Figure 5. Cleavage of Rh Proteins by Parasite Rhomboid Enzymes

GFP-tagged Rh1 (A), Rh2a (B), Rh2b (C), and Rh4 (D) were tested for cleavage by rhomboid enzymes by analyzing conditioned media with anti-GFP from transiently transfected COS cells. TgROM5 and PfROM4 readily cleaved each Rh protein, while PfROM1 could not cleave Rh2a but cleaved other Rh proteins at a lower efficiency. Note that in many cases smaller GFP-Rh protein breakdown products were readily detected in conditioned media (unpublished data). Molecular weight standards in kDa are denoted to the right of each panel.

Figure 6. Specificity of PfROMs 1 and 4 for the Transmembrane Domains of AMA1 versus that of BAEBL

(A) Cleavage of GFP-tagged BAEBL (drawn in black) and GFP-tagged BAEBL harboring the transmembrane domain of AMA1 (in red) were tested for cleavage by anti-GFP Western analysis of media from transiently transfected COS cells. While TgROM5 could cleave both proteins efficiently, PfROM1 could only cleave BAEBL + AMAtm, while PfROM4 could only cleave BAEBL. (B) Cleavage of GFP-tagged AMA1 (drawn in red) and GFP-tagged AMA1 harboring the transmembrane domain of BAEBL (in black) were tested for cleavage by anti-GFP Western analysis of media from transiently transfected COS cells. While TgROM5 could cleave both proteins efficiently, PfROM1 could only cleave AMA1 while PfROM4 could only cleave AMA + BAEBLtm. (C) Other rhomboid enzymes including YqgP (from Bacillus subtilis) and RHBDL2 (from Homo sapiens) also cleaved BAEBL more efficiently when it contained the transmembrane domain from AMA1, like PfROM1 but not PfROM4. Molecular weight standards in kDa are denoted to the right of each panel.

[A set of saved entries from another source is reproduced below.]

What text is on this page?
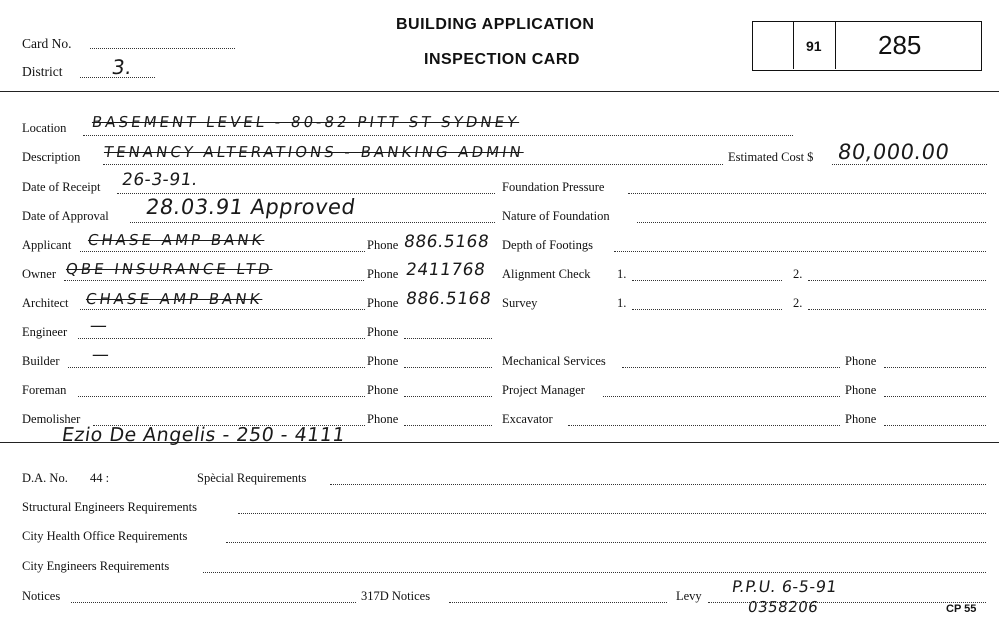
Card No.
District 3.
BUILDING APPLICATION
INSPECTION CARD
91 285
Location BASEMENT LEVEL - 80-82 PITT ST SYDNEY
Description TENANCY ALTERATIONS - BANKING ADMIN	Estimated Cost $ 80,000.00
Date of Receipt 26-3-91.
Date of Approval 28.03.91 Approved
Applicant CHASE AMP BANK	Phone 886.5168
Owner QBE INSURANCE LTD	Phone 2411768
Architect CHASE AMP BANK	Phone 886.5168
Engineer —	Phone
Builder —	Phone
Foreman	Phone
Demolisher	Phone
Foundation Pressure
Nature of Foundation
Depth of Footings
Alignment Check 1.	2.
Survey	1.	2.
Mechanical Services	Phone
Project Manager	Phone
Excavator	Phone
Ezio De Angelis - 250 - 4111
D.A. No. 44 :	Spècial Requirements
Structural Engineers Requirements
City Health Office Requirements
City Engineers Requirements
Notices	317D Notices	Levy P.P.U. 6-5-91
0358206	CP 55
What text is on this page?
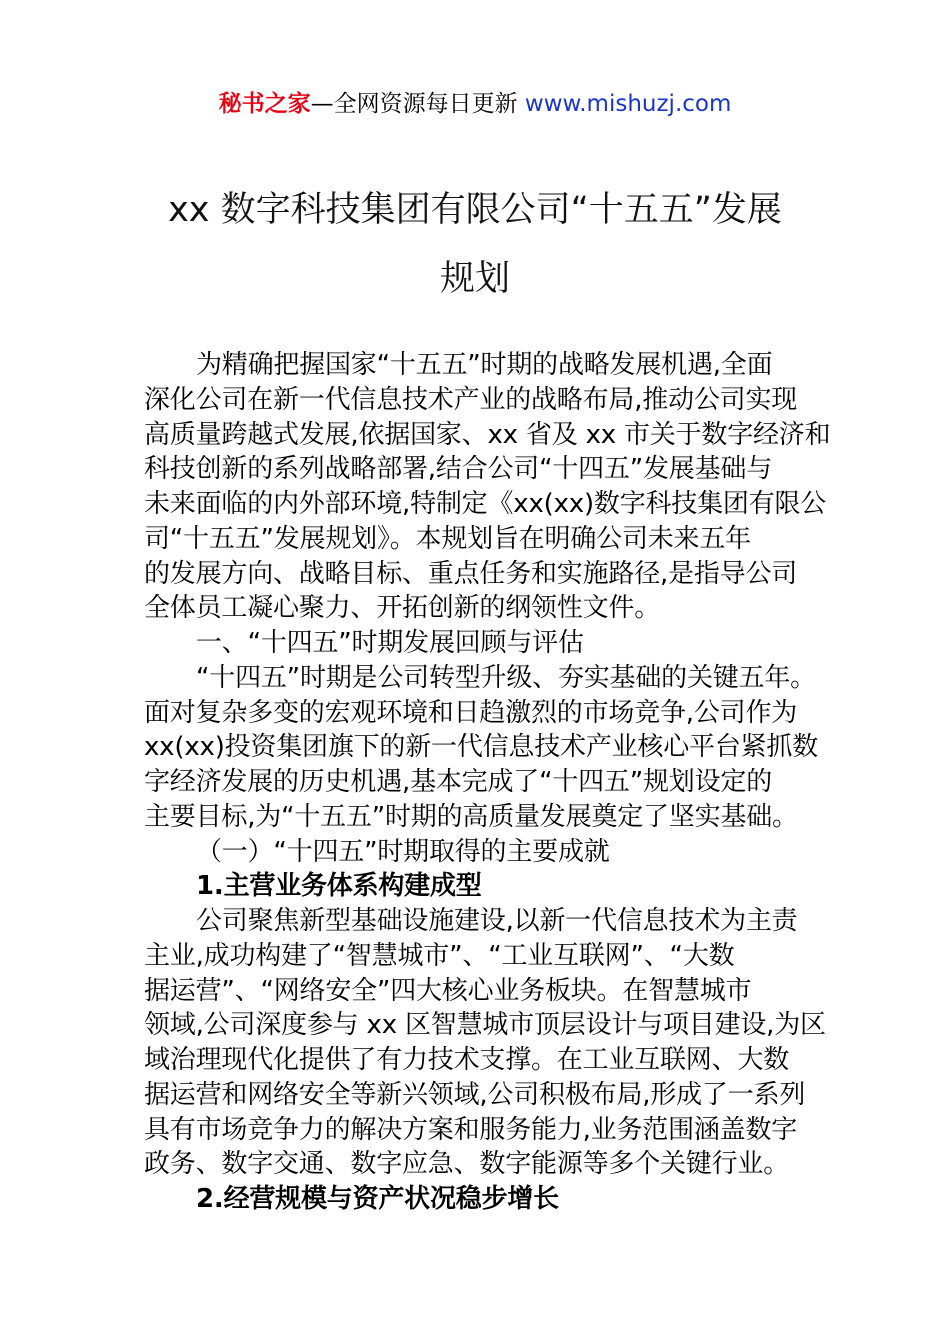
秘书之家—全网资源每日更新 www.mishuzj.com
xx 数字科技集团有限公司“十五五”发展
规划
为精确把握国家“十五五”时期的战略发展机遇,全面
深化公司在新一代信息技术产业的战略布局,推动公司实现
高质量跨越式发展,依据国家、xx 省及 xx 市关于数字经济和
科技创新的系列战略部署,结合公司“十四五”发展基础与
未来面临的内外部环境,特制定《xx(xx)数字科技集团有限公
司“十五五”发展规划》。本规划旨在明确公司未来五年
的发展方向、战略目标、重点任务和实施路径,是指导公司
全体员工凝心聚力、开拓创新的纲领性文件。
一、“十四五”时期发展回顾与评估
“十四五”时期是公司转型升级、夯实基础的关键五年。
面对复杂多变的宏观环境和日趋激烈的市场竞争,公司作为
xx(xx)投资集团旗下的新一代信息技术产业核心平台紧抓数
字经济发展的历史机遇,基本完成了“十四五”规划设定的
主要目标,为“十五五”时期的高质量发展奠定了坚实基础。
（一）“十四五”时期取得的主要成就
1.主营业务体系构建成型
公司聚焦新型基础设施建设,以新一代信息技术为主责
主业,成功构建了“智慧城市”、“工业互联网”、“大数
据运营”、“网络安全”四大核心业务板块。在智慧城市
领域,公司深度参与 xx 区智慧城市顶层设计与项目建设,为区
域治理现代化提供了有力技术支撑。在工业互联网、大数
据运营和网络安全等新兴领域,公司积极布局,形成了一系列
具有市场竞争力的解决方案和服务能力,业务范围涵盖数字
政务、数字交通、数字应急、数字能源等多个关键行业。
2.经营规模与资产状况稳步增长
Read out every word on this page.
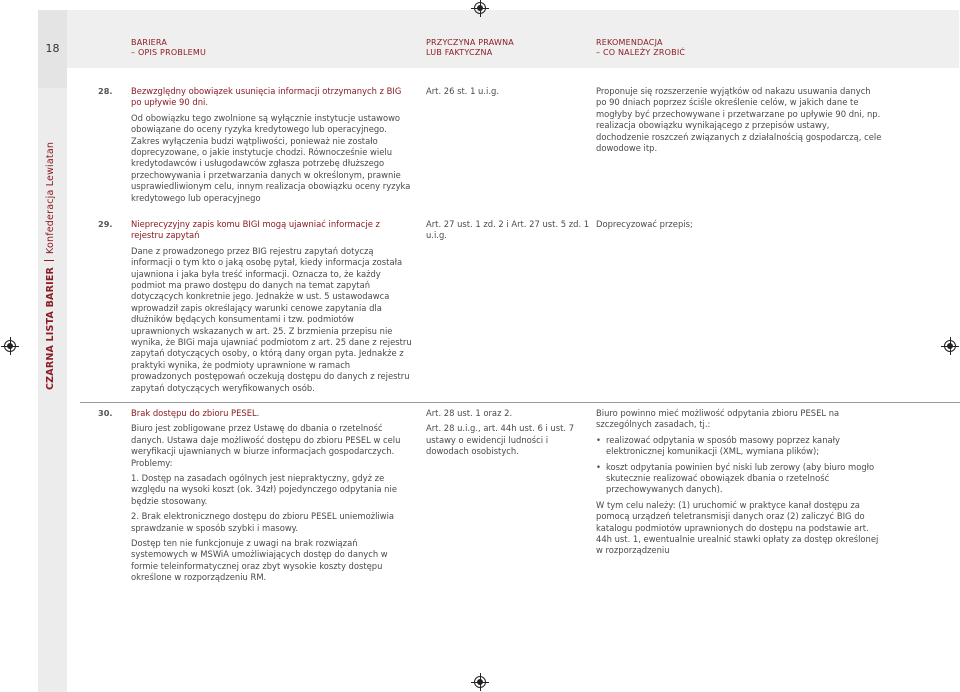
18	BARIERA
– OPIS PROBLEMU
PRZYCZYNA PRAWNA
LUB FAKTYCZNA
REKOMENDACJA
– CO NALEŻY ZROBIĆ
CZARNA LISTA BARIERKonfederacja Lewiatan
28. Bezwzględny obowiązek usunięcia informacji otrzymanych z BIG po upływie 90 dni.

Od obowiązku tego zwolnione są wyłącznie instytucje ustawowo obowiązane do oceny ryzyka kredytowego lub operacyjnego. Zakres wyłączenia budzi wątpliwości, ponieważ nie zostało doprecyzowane, o jakie instytucje chodzi. Równocześnie wielu kredytodawców i usługodawców zgłasza potrzebę dłuższego przechowywania i przetwarzania danych w określonym, prawnie usprawiedliwionym celu, innym realizacja obowiązku oceny ryzyka kredytowego lub operacyjnego

Art. 26 st. 1 u.i.g.	Proponuje się rozszerzenie wyjątków od nakazu usuwania danych po 90 dniach poprzez ściśle określenie celów, w jakich dane te mogłyby być przechowywane i przetwarzane po upływie 90 dni, np. realizacja obowiązku wynikającego z przepisów ustawy, dochodzenie roszczeń związanych z działalnością gospodarczą, cele dowodowe itp.

29. Nieprecyzyjny zapis komu BIGI mogą ujawniać informacje z rejestru zapytań

Dane z prowadzonego przez BIG rejestru zapytań dotyczą informacji o tym kto o jaką osobę pytał, kiedy informacja została ujawniona i jaka była treść informacji. Oznacza to, że każdy podmiot ma prawo dostępu do danych na temat zapytań dotyczących konkretnie jego. Jednakże w ust. 5 ustawodawca wprowadził zapis określający warunki cenowe zapytania dla dłużników będących konsumentami i tzw. podmiotów uprawnionych wskazanych w art. 25. Z brzmienia przepisu nie wynika, że BIGi maja ujawniać podmiotom z art. 25 dane z rejestru zapytań dotyczących osoby, o którą dany organ pyta. Jednakże z praktyki wynika, że podmioty uprawnione w ramach prowadzonych postępowań oczekują dostępu do danych z rejestru zapytań dotyczących weryfikowanych osób.

Art. 27 ust. 1 zd. 2 i Art. 27 ust. 5 zd. 1 u.i.g.

Doprecyzować przepis;

30. Brak dostępu do zbioru PESEL.

Biuro jest zobligowane przez Ustawę do dbania o rzetelność danych. Ustawa daje możliwość dostępu do zbioru PESEL w celu weryfikacji ujawnianych w biurze informacjach gospodarczych. Problemy:

1. Dostęp na zasadach ogólnych jest niepraktyczny, gdyż ze względu na wysoki koszt (ok. 34zł) pojedynczego odpytania nie będzie stosowany.

2. Brak elektronicznego dostępu do zbioru PESEL uniemożliwia sprawdzanie w sposób szybki i masowy.

Dostęp ten nie funkcjonuje z uwagi na brak rozwiązań systemowych w MSWiA umożliwiających dostęp do danych w formie teleinformatycznej oraz zbyt wysokie koszty dostępu określone w rozporządzeniu RM.

Art. 28 ust. 1 oraz 2.

Art. 28 u.i.g., art. 44h ust. 6 i ust. 7 ustawy o ewidencji ludności i dowodach osobistych.

Biuro powinno mieć możliwość odpytania zbioru PESEL na szczególnych zasadach, tj.:

• realizować odpytania w sposób masowy poprzez kanały elektronicznej komunikacji (XML, wymiana plików);
• koszt odpytania powinien być niski lub zerowy (aby biuro mogło skutecznie realizować obowiązek dbania o rzetelność przechowywanych danych).

W tym celu należy: (1) uruchomić w praktyce kanał dostępu za pomocą urządzeń teletransmisji danych oraz (2) zaliczyć BIG do katalogu podmiotów uprawnionych do dostępu na podstawie art. 44h ust. 1, ewentualnie urealnić stawki opłaty za dostęp określonej w rozporządzeniu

Figure 7. Cleavage of TRAP Adhesins by Parasite Rhomboid Enzymes

GFP-tagged full-length TRAP (A), full-length MTRAP (B), truncated PFF0800c (C), and full-length PTRAMP (D) were co-transfected with each rhomboid, and conditioned media was analyzed by anti-GFP Western. Molecular weight standards in kDa are denoted to the right of each panel.

Figure 8. Cleavage of MAEBL and CTRP Adhesins, Which Are Required for Invasion of Mosquito Cells, by Parasite Rhomboid Enzymes

GFP-tagged MAEBL (A) and CTRP (B) were cotransfected with each rhomboid, and conditioned media were analyzed by anti-GFP Western. Molecular weight standards in kDa are denoted to the right of each panel.